Si de ce côté-là du film, « Un autre monde » est quasi-parfait, le film de Brizé s’alourdit avec des sous-intrigues qui, si pour l’une ça reste cohérent, n’étaient pas forcément nécessaires, tant le film et l’angle de l’entreprise sont assez riches comme ça. Un peu comme pour « La loi du marché« , « Un autre monde » a tendance à en faire trop et tombe presque dans une caricature de scénario, avec des ficelles poussives dans le cadre familial. Le personnage du fils par exemple, très bien tenu par Anthony Bajon, pousserait presque le film dans le misérabilisme, et c’est dommage, car l’intrigue est riche et elle n’avait pas besoin de ça en plus.

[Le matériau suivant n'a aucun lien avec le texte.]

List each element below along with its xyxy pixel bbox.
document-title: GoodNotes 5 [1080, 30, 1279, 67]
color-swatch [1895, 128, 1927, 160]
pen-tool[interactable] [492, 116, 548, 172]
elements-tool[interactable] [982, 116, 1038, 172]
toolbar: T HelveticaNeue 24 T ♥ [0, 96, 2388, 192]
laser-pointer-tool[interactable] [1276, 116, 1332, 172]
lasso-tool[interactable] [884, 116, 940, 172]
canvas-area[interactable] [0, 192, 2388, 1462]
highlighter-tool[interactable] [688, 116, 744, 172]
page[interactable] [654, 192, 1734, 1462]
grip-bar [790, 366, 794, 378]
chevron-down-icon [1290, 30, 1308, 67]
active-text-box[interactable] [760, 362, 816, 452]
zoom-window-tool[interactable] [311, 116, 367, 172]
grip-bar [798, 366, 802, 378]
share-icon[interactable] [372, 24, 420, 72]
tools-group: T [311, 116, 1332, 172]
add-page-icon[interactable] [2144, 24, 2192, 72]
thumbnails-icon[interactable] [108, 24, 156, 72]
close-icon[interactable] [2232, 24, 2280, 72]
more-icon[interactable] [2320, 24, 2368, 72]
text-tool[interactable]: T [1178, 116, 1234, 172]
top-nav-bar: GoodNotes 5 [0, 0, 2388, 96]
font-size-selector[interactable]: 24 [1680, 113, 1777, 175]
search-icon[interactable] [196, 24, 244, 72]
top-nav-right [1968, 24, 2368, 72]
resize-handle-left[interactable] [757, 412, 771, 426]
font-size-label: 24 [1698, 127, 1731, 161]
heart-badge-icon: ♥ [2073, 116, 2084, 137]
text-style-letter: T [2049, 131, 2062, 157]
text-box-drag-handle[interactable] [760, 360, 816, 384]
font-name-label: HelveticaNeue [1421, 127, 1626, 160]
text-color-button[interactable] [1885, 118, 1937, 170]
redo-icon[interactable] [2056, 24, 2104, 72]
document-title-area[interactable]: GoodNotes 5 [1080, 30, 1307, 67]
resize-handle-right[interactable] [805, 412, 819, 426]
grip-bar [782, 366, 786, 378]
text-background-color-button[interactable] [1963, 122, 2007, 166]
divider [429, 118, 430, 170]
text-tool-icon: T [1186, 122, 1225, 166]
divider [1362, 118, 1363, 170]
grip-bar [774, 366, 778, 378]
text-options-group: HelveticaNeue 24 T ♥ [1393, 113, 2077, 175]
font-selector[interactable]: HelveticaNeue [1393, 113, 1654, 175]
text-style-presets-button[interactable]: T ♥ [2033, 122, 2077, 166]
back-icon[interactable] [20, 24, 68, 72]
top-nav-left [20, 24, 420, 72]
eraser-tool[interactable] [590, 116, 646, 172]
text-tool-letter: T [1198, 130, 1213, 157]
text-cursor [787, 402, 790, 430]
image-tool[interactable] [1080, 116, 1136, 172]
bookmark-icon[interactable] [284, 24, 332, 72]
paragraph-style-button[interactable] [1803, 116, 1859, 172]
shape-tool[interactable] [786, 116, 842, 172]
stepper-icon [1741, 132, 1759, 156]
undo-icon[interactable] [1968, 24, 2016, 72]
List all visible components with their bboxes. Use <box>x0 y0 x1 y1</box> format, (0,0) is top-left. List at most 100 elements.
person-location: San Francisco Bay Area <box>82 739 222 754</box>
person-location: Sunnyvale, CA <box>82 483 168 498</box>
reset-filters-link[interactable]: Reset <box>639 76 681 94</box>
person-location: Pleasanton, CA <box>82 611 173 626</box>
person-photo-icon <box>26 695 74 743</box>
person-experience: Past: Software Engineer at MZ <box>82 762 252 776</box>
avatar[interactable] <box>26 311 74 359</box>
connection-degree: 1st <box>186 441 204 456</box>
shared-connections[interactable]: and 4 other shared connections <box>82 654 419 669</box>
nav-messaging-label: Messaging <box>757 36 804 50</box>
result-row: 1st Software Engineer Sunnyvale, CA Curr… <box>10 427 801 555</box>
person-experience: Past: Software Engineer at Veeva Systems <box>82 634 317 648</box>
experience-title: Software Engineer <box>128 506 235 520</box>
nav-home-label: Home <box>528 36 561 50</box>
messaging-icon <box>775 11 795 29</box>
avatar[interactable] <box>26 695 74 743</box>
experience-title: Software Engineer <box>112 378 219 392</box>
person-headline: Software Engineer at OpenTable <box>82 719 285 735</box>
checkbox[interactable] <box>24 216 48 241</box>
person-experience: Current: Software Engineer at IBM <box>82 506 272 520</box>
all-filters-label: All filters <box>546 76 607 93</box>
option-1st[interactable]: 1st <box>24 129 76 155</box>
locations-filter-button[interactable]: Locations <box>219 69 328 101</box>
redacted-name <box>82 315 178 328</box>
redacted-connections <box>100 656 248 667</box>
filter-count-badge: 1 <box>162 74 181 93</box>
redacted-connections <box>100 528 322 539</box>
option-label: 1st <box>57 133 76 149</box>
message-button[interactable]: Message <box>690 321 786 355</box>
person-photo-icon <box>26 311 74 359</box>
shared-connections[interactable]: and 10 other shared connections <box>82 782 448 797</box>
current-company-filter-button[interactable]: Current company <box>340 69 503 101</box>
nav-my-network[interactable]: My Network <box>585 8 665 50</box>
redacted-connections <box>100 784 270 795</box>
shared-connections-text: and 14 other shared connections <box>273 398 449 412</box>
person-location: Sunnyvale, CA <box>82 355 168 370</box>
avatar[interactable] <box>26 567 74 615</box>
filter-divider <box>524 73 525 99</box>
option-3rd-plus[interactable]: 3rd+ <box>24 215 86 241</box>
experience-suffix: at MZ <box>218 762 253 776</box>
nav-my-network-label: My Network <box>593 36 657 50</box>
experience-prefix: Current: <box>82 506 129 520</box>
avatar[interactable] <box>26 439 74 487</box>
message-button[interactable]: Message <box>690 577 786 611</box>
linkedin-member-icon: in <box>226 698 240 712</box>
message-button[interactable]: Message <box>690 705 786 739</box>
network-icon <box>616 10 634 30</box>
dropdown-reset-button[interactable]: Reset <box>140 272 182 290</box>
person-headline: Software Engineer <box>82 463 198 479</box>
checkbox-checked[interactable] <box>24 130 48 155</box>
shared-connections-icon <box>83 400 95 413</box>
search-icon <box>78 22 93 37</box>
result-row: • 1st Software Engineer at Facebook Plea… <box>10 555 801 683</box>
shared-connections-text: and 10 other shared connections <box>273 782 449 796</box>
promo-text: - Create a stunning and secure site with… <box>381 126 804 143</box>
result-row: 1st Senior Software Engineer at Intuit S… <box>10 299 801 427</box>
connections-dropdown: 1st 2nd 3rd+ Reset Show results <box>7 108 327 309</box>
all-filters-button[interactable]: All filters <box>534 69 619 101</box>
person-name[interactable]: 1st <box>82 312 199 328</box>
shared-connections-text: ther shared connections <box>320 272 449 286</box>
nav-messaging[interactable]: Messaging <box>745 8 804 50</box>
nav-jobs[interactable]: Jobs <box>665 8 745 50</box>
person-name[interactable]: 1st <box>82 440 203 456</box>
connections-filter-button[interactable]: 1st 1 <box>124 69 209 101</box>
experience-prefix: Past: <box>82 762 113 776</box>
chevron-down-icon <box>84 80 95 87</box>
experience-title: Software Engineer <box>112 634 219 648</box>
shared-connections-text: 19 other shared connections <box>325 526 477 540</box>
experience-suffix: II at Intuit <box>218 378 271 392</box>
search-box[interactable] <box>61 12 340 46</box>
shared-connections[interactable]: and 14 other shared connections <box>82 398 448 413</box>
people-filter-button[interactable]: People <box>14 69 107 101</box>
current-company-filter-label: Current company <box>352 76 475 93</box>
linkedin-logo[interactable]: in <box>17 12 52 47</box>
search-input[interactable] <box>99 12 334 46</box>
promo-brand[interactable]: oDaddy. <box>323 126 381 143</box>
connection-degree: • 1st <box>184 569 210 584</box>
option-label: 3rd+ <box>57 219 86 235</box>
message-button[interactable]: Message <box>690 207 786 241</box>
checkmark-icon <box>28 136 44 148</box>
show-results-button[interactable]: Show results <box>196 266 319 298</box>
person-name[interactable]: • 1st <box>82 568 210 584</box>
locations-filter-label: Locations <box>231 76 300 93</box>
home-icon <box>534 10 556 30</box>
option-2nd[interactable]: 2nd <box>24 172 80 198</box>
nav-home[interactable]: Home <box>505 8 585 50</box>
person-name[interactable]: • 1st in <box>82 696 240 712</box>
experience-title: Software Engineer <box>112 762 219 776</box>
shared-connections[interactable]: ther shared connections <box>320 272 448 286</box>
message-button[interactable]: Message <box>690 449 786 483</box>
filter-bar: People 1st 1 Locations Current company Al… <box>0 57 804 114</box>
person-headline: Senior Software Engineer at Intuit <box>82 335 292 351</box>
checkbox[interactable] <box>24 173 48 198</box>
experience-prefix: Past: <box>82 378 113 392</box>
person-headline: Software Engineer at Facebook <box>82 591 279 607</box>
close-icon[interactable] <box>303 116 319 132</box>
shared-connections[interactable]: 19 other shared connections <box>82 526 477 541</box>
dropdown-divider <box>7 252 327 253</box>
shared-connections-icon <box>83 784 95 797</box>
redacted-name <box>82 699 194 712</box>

Avec ce film, on parle aussi de trilogie, parce que comme pour « La loi du marché  » et « En guerre« , Stéphane Brizé utilise la même patte réaliste dans sa mise en scène. S’il y a un peu plus de cinéma dans celui-ci, l’ensemble reste très proche de la réalité, au point qu’il pourrait facilement être comparé à un docu-fiction. Ce qu’il y a aussi de très bon avec « Un autre monde« , c’est ce sentiment d’étau qui se resserre sur son personnage, qui a beau se démener pour trouver des solutions, mais il n’y a rien à faire. Après, comme pour son scénario, dès que le film sort du cadre de l’entreprise, des réunions, des rapports de force, et des « manipulations », le film se fait moins intéressant et on peut y trouver des longueurs (la scène de la visite de la maison s’éternise pour pas grand-chose, puisque tout est déjà dit et compris).

Enfin, comme toujours, Vincent Lindon est parfait et ce rôle de directeur d’un site d’une multinationale qui perd pied petit à petit, lui va à merveille. D’ailleurs, il n’y a pas que lui qui est excellent, Stéphane Brizé ayant réussi à capturer un réalisme, voire une vérité dans chacun de ses personnages, de Sandrine Kiberlain à Anthony Bajon, en passant par un premier rôle au cinéma pour la journaliste Marie Drucker ou encore de petits rôles pour Guillaume Draux, ou Christophe Rossignon.

Cette plongée dans « l’enfer » d’une entreprise est donc un bon film, qui malgré ses défauts et ses côtés poussifs, est très intéressant, pour ne pas dire passionnant. Stéphane Brizé conclut très bien sa trilogie avec un film prenant, où l’humain s’efface au nom du profit.

Note : 14,5/20

Par Cinéted

Une réflexion sur « Un Autre Monde »

  1. Vu hier soir,

    Très bon film, Lindon au sommet. Et évidemment, un réalisme dans les échanges proches d’un docu. La réalité est malheureusement tellement proche de cette fiction, et pose des questions sur le sens profond de nos vies.